La sentii traballare nella confezione di cartone e sperai che non si rovinasse troppo col trasporto. Potevo sentire perfettamente il delizioso profumo delle fragole fresche trapelare dalle sottilissime fessure laterali risvegliando con sommessi brontolii il mio stomaco vuoto.
Tuttavia, sebbene avessi una splendida torta tra le mani fatta da Keiichiro in persona, non ero del mio solito buon umore, al contrario mi sentivo triste: avevo scoperto solo poche ore prime che non tutti gli amori trovano il loro lieto fine.
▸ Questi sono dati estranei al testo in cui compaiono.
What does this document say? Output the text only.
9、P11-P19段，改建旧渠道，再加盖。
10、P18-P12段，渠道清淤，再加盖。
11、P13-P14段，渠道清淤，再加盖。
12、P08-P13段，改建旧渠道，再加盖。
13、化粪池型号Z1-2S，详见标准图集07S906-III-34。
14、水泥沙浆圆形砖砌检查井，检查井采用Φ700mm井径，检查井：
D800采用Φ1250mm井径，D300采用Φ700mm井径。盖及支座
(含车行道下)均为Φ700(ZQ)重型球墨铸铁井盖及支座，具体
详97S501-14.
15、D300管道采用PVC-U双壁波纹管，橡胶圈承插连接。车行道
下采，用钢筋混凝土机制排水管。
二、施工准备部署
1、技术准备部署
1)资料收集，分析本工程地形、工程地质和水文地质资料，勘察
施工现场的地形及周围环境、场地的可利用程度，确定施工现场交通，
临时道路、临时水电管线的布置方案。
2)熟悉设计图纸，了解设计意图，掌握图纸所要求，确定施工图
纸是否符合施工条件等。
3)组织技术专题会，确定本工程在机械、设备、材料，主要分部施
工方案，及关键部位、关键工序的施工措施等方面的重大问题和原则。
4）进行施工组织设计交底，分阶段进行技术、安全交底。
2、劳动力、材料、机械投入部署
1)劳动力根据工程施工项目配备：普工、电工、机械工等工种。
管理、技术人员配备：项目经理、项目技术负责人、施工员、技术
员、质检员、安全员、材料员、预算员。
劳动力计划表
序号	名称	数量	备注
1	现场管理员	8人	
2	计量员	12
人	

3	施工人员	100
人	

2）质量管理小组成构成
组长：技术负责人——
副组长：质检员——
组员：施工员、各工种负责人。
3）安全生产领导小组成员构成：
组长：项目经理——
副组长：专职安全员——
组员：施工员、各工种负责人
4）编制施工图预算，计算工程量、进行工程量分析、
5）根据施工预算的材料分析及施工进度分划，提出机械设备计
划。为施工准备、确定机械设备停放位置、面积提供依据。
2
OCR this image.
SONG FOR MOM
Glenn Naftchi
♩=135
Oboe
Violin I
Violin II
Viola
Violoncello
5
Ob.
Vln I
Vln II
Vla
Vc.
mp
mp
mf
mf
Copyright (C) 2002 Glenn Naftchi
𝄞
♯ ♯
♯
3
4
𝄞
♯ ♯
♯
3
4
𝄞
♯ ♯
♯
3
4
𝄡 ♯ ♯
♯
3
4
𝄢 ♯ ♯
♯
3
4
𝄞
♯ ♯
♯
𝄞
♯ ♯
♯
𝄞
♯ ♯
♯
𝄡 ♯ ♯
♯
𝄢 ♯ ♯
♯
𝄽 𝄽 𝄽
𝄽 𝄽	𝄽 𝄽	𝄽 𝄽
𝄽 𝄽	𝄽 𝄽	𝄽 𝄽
Quando Kei conobbe la sua ragazza, Rei, erano molto giovani, si innamorarono perdutamente ma lui la lasciò per continuare le sue ricerche aprendo una ferita sanguinante che col tempo, invece di rimarginarsi, si è infettata a tal punto che, ritrovandosi dopo anni dalla loro separazione, non sono riusciti a riavvicinarsi nemmeno con l’aiuto di noi Mew. Comunque Kei ci ha regalato una torta a testa per la nostra “buona volontà”, come l’ha definita lui.
Frugai nella tasca dello zainetto in cerca delle chiavi. ‹‹Eccomi›› urlai mentre mi cavavo le scarpe in ingresso ma nessuno mi rispose ‹‹mamma, papà?››. La casa era immersa nel buio e nel silenzio. Raggiunsi a tentoni la cucina e accesi la luce, non senza aver prima inciampato in almeno un paio di mobili del corridoio procurandomi sicuramente qualche ematoma e un pulsante dolore al piede destro. Sul tavolo di legno campeggiavano solitari un bigliettino dove mia mamma mi ricordava che erano andati a una serata di beneficenza organizzata dall’azienda di papà e un paio di banconote per procacciarmi il cibo.
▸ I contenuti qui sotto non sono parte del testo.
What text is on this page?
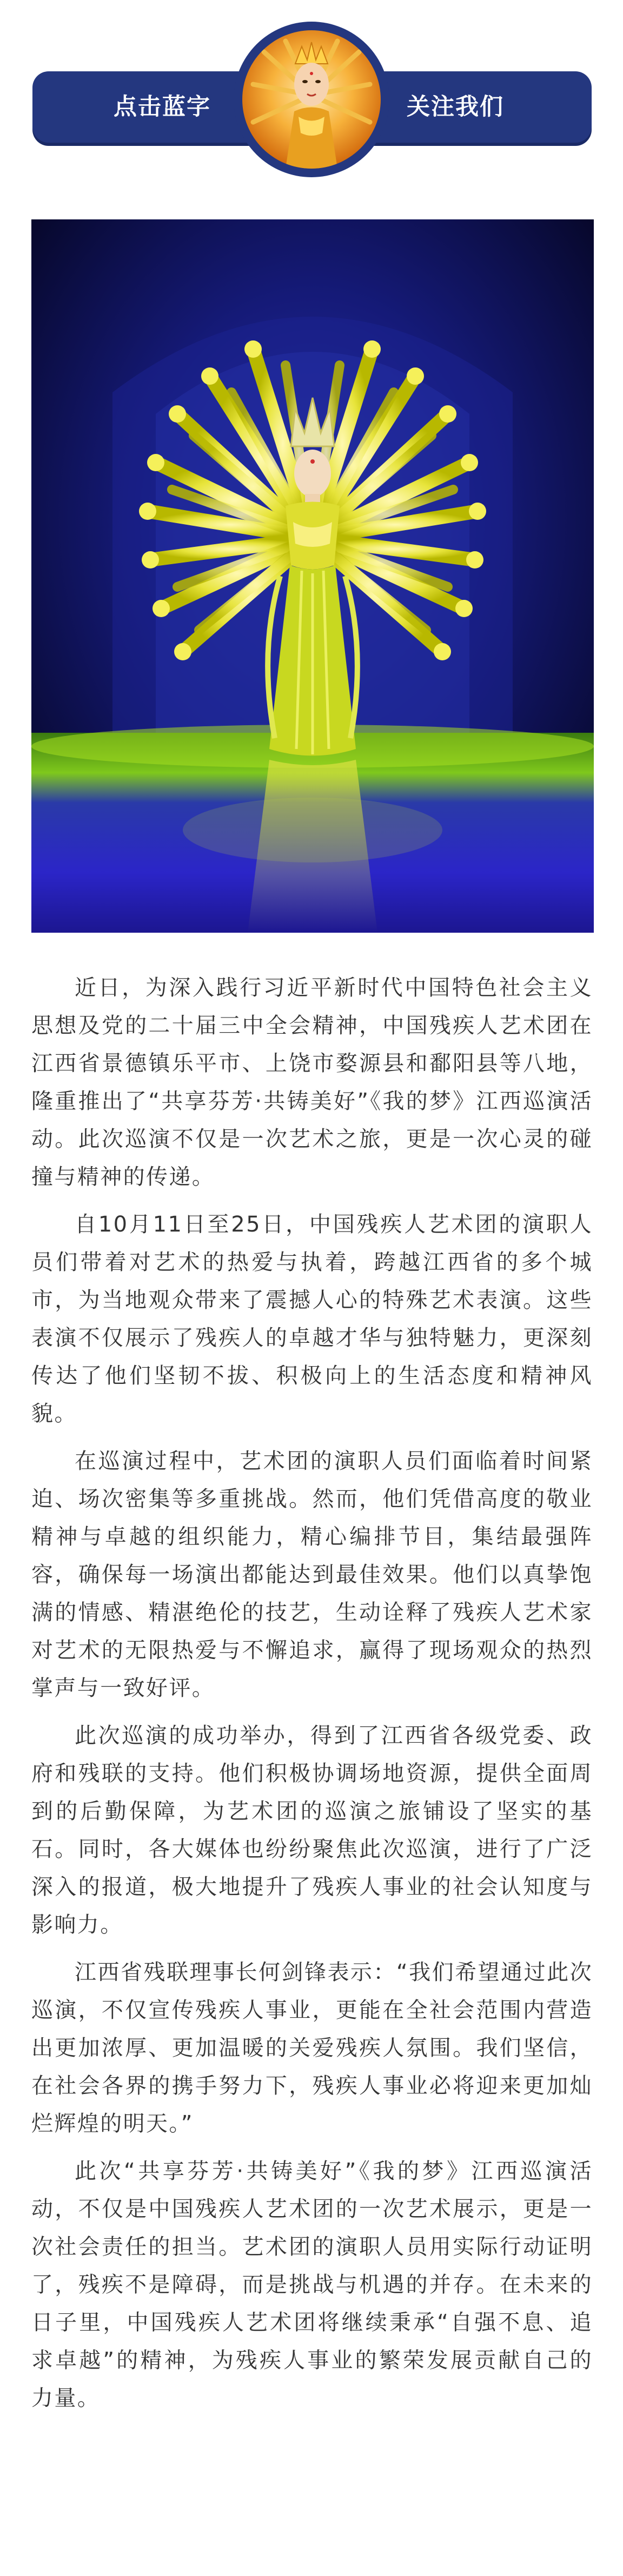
点击蓝字	关注我们

近日，为深入践行习近平新时代中国特色社会主义思想及党的二十届三中全会精神，中国残疾人艺术团在江西省景德镇乐平市、上饶市婺源县和鄱阳县等八地，隆重推出了“共享芬芳·共铸美好”《我的梦》江西巡演活动。此次巡演不仅是一次艺术之旅，更是一次心灵的碰撞与精神的传递。

自10月11日至25日，中国残疾人艺术团的演职人员们带着对艺术的热爱与执着，跨越江西省的多个城市，为当地观众带来了震撼人心的特殊艺术表演。这些表演不仅展示了残疾人的卓越才华与独特魅力，更深刻传达了他们坚韧不拔、积极向上的生活态度和精神风貌。

在巡演过程中，艺术团的演职人员们面临着时间紧迫、场次密集等多重挑战。然而，他们凭借高度的敬业精神与卓越的组织能力，精心编排节目，集结最强阵容，确保每一场演出都能达到最佳效果。他们以真挚饱满的情感、精湛绝伦的技艺，生动诠释了残疾人艺术家对艺术的无限热爱与不懈追求，赢得了现场观众的热烈掌声与一致好评。

此次巡演的成功举办，得到了江西省各级党委、政府和残联的支持。他们积极协调场地资源，提供全面周到的后勤保障，为艺术团的巡演之旅铺设了坚实的基石。同时，各大媒体也纷纷聚焦此次巡演，进行了广泛深入的报道，极大地提升了残疾人事业的社会认知度与影响力。

江西省残联理事长何剑锋表示：“我们希望通过此次巡演，不仅宣传残疾人事业，更能在全社会范围内营造出更加浓厚、更加温暖的关爱残疾人氛围。我们坚信，在社会各界的携手努力下，残疾人事业必将迎来更加灿烂辉煌的明天。”

此次“共享芬芳·共铸美好”《我的梦》江西巡演活动，不仅是中国残疾人艺术团的一次艺术展示，更是一次社会责任的担当。艺术团的演职人员用实际行动证明了，残疾不是障碍，而是挑战与机遇的并存。在未来的日子里，中国残疾人艺术团将继续秉承“自强不息、追求卓越”的精神，为残疾人事业的繁荣发展贡献自己的力量。
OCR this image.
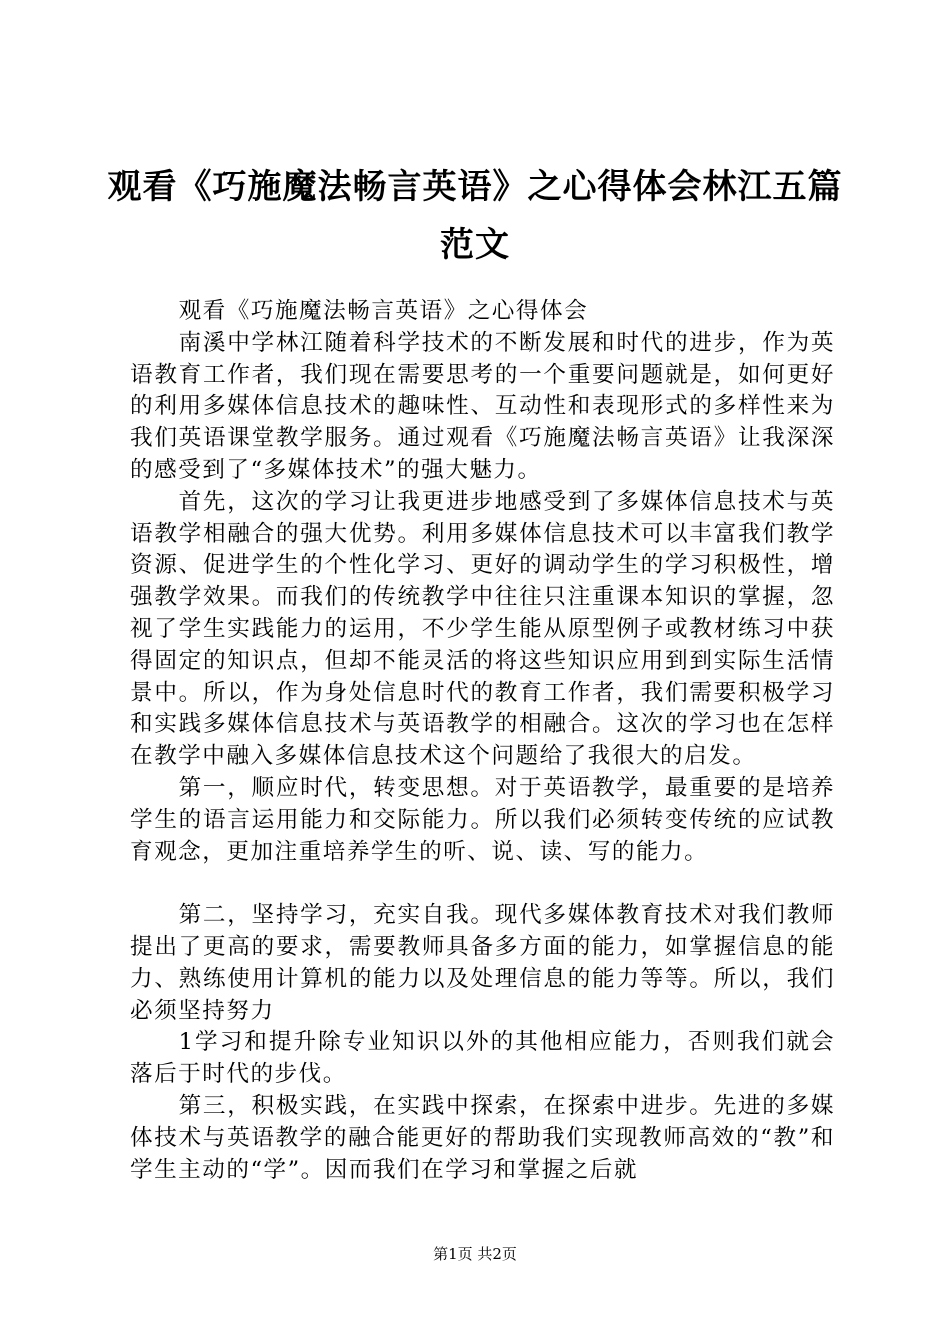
观看《巧施魔法畅言英语》之心得体会林江五篇范文

观看《巧施魔法畅言英语》之心得体会

南溪中学林江随着科学技术的不断发展和时代的进步，作为英语教育工作者，我们现在需要思考的一个重要问题就是，如何更好的利用多媒体信息技术的趣味性、互动性和表现形式的多样性来为我们英语课堂教学服务。通过观看《巧施魔法畅言英语》让我深深的感受到了“多媒体技术”的强大魅力。

首先，这次的学习让我更进步地感受到了多媒体信息技术与英语教学相融合的强大优势。利用多媒体信息技术可以丰富我们教学资源、促进学生的个性化学习、更好的调动学生的学习积极性，增强教学效果。而我们的传统教学中往往只注重课本知识的掌握，忽视了学生实践能力的运用，不少学生能从原型例子或教材练习中获得固定的知识点，但却不能灵活的将这些知识应用到到实际生活情景中。所以，作为身处信息时代的教育工作者，我们需要积极学习和实践多媒体信息技术与英语教学的相融合。这次的学习也在怎样在教学中融入多媒体信息技术这个问题给了我很大的启发。

第一，顺应时代，转变思想。对于英语教学，最重要的是培养学生的语言运用能力和交际能力。所以我们必须转变传统的应试教育观念，更加注重培养学生的听、说、读、写的能力。

第二，坚持学习，充实自我。现代多媒体教育技术对我们教师提出了更高的要求，需要教师具备多方面的能力，如掌握信息的能力、熟练使用计算机的能力以及处理信息的能力等等。所以，我们必须坚持努力

1学习和提升除专业知识以外的其他相应能力，否则我们就会落后于时代的步伐。

第三，积极实践，在实践中探索，在探索中进步。先进的多媒体技术与英语教学的融合能更好的帮助我们实现教师高效的“教”和学生主动的“学”。因而我们在学习和掌握之后就

第1页 共2页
Sentii picchiare al vetro della finestra e, nel buio della sera, vidi perfettamente i suoi occhi dorati. Alzai un po’ la tapparella e aprii per permettergli di entrare.
‹‹Tu non lo immagini, ma questa abitazione è dotata anche di una porta›› lo punzecchiai sarcastica.
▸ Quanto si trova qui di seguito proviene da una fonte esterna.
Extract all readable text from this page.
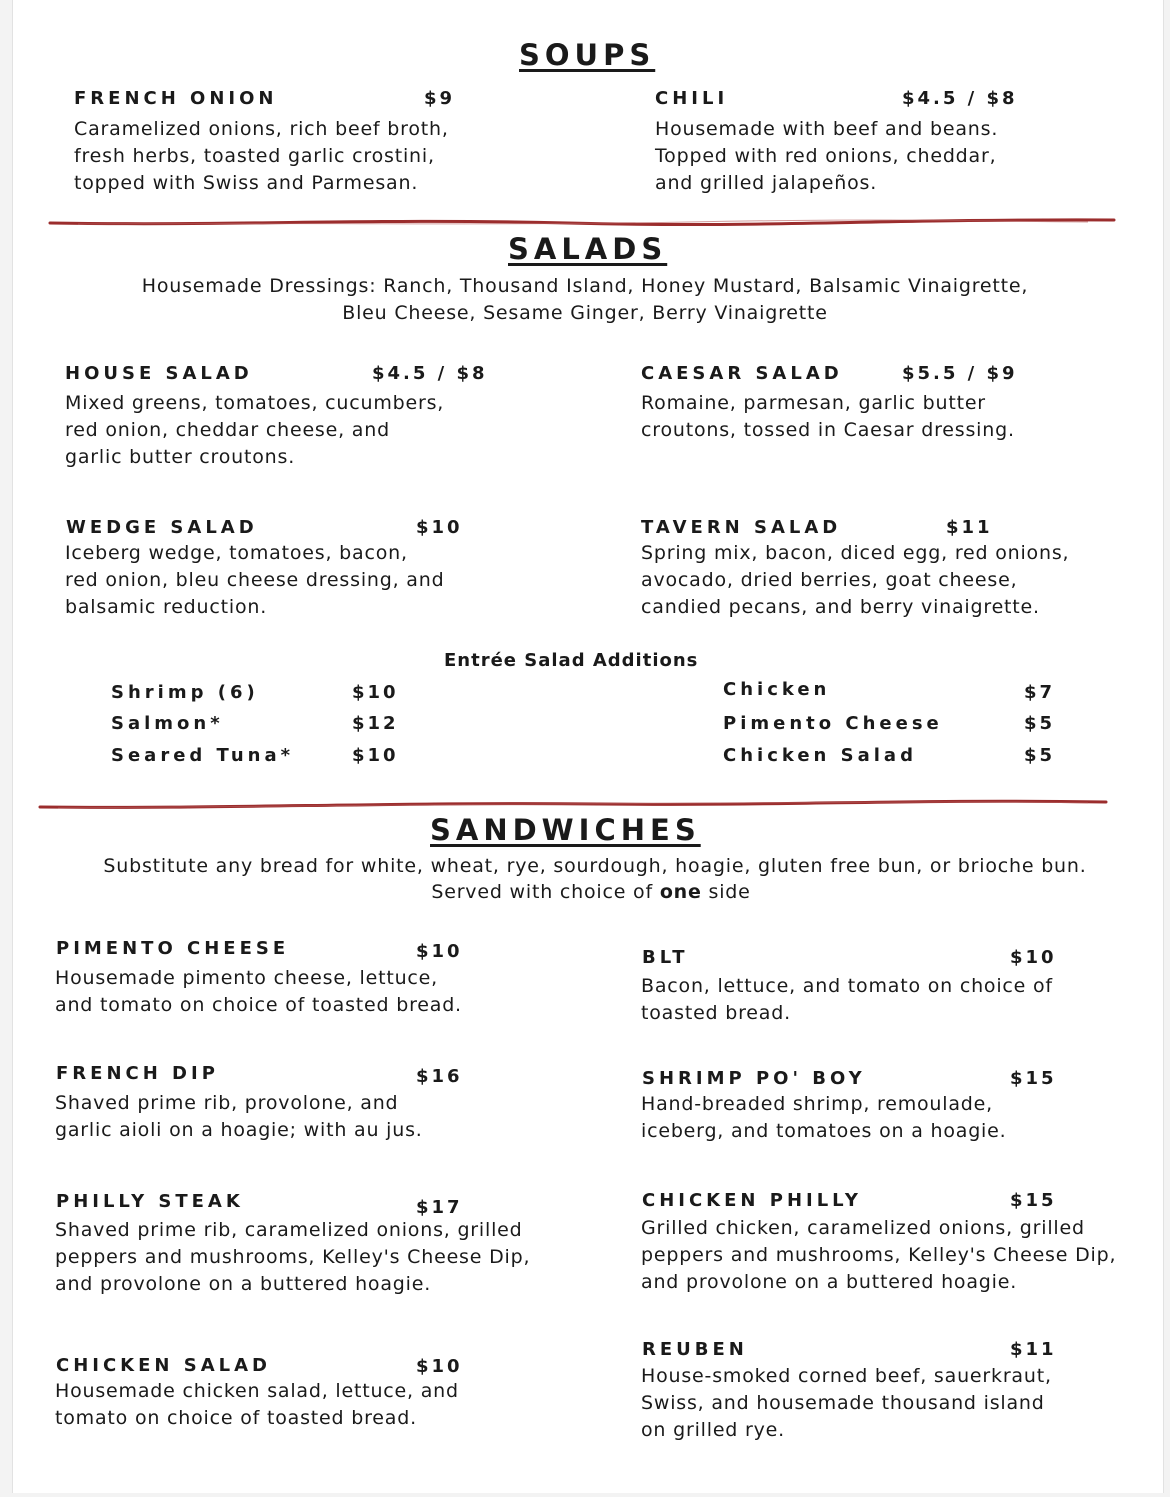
SOUPS
FRENCH ONION	$9
Caramelized onions, rich beef broth,
fresh herbs, toasted garlic crostini,
topped with Swiss and Parmesan.
CHILI	$4.5 / $8
Housemade with beef and beans.
Topped with red onions, cheddar,
and grilled jalapeños.
SALADS
Housemade Dressings: Ranch, Thousand Island, Honey Mustard, Balsamic Vinaigrette,
Bleu Cheese, Sesame Ginger, Berry Vinaigrette
HOUSE SALAD	$4.5 / $8
Mixed greens, tomatoes, cucumbers,
red onion, cheddar cheese, and
garlic butter croutons.
CAESAR SALAD	$5.5 / $9
Romaine, parmesan, garlic butter
croutons, tossed in Caesar dressing.
WEDGE SALAD	$10
Iceberg wedge, tomatoes, bacon,
red onion, bleu cheese dressing, and
balsamic reduction.
TAVERN SALAD	$11
Spring mix, bacon, diced egg, red onions,
avocado, dried berries, goat cheese,
candied pecans, and berry vinaigrette.
Entrée Salad Additions
Shrimp (6)	$10
Salmon*	$12
Seared Tuna*	$10
Chicken	$7
Pimento Cheese	$5
Chicken Salad	$5
SANDWICHES
Substitute any bread for white, wheat, rye, sourdough, hoagie, gluten free bun, or brioche bun.
Served with choice of one side
PIMENTO CHEESE	$10
Housemade pimento cheese, lettuce,
and tomato on choice of toasted bread.
BLT	$10
Bacon, lettuce, and tomato on choice of
toasted bread.
FRENCH DIP	$16
Shaved prime rib, provolone, and
garlic aioli on a hoagie; with au jus.
SHRIMP PO' BOY	$15
Hand-breaded shrimp, remoulade,
iceberg, and tomatoes on a hoagie.
PHILLY STEAK	$17
Shaved prime rib, caramelized onions, grilled
peppers and mushrooms, Kelley's Cheese Dip,
and provolone on a buttered hoagie.
CHICKEN PHILLY	$15
Grilled chicken, caramelized onions, grilled
peppers and mushrooms, Kelley's Cheese Dip,
and provolone on a buttered hoagie.
CHICKEN SALAD	$10
Housemade chicken salad, lettuce, and
tomato on choice of toasted bread.
REUBEN	$11
House-smoked corned beef, sauerkraut,
Swiss, and housemade thousand island
on grilled rye.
‹‹Sarebbe troppo banale, micetta›› rispose lui sfoderando un sorrisetto sornione ‹‹e io non lo sono affatto››.
Sospirai convinta che iniziare una discussione non servisse proprio a nulla. ‹‹Stavo per cenare, tu hai fame?›› gli chiesi sperando che mi dicesse di sì, odiavo mangiare da sola.
‹‹Cosa mi offri?›› rispose distratto, stava esplorando la mia cucina osservando ogni singolo oggetto in vista soppesandolo e valutandolo.
‹‹Pollo da asporto?›› proposi inforcando il telefono pronta a digitare il numero del ristorante lontano solo qualche isolato.
Non ottenni alcun genere di assenso, Kisshu si era incantato davanti la piccola libreria accanto il frigorifero. Lo vidi scorrere le dita sottili sulle copertine, leggere come se stesse accarezzando un bene prezioso, afferrò un tomo e lo sfogliò fino a trovare una pagina sufficientemente interessante per i suoi gusti selettivi.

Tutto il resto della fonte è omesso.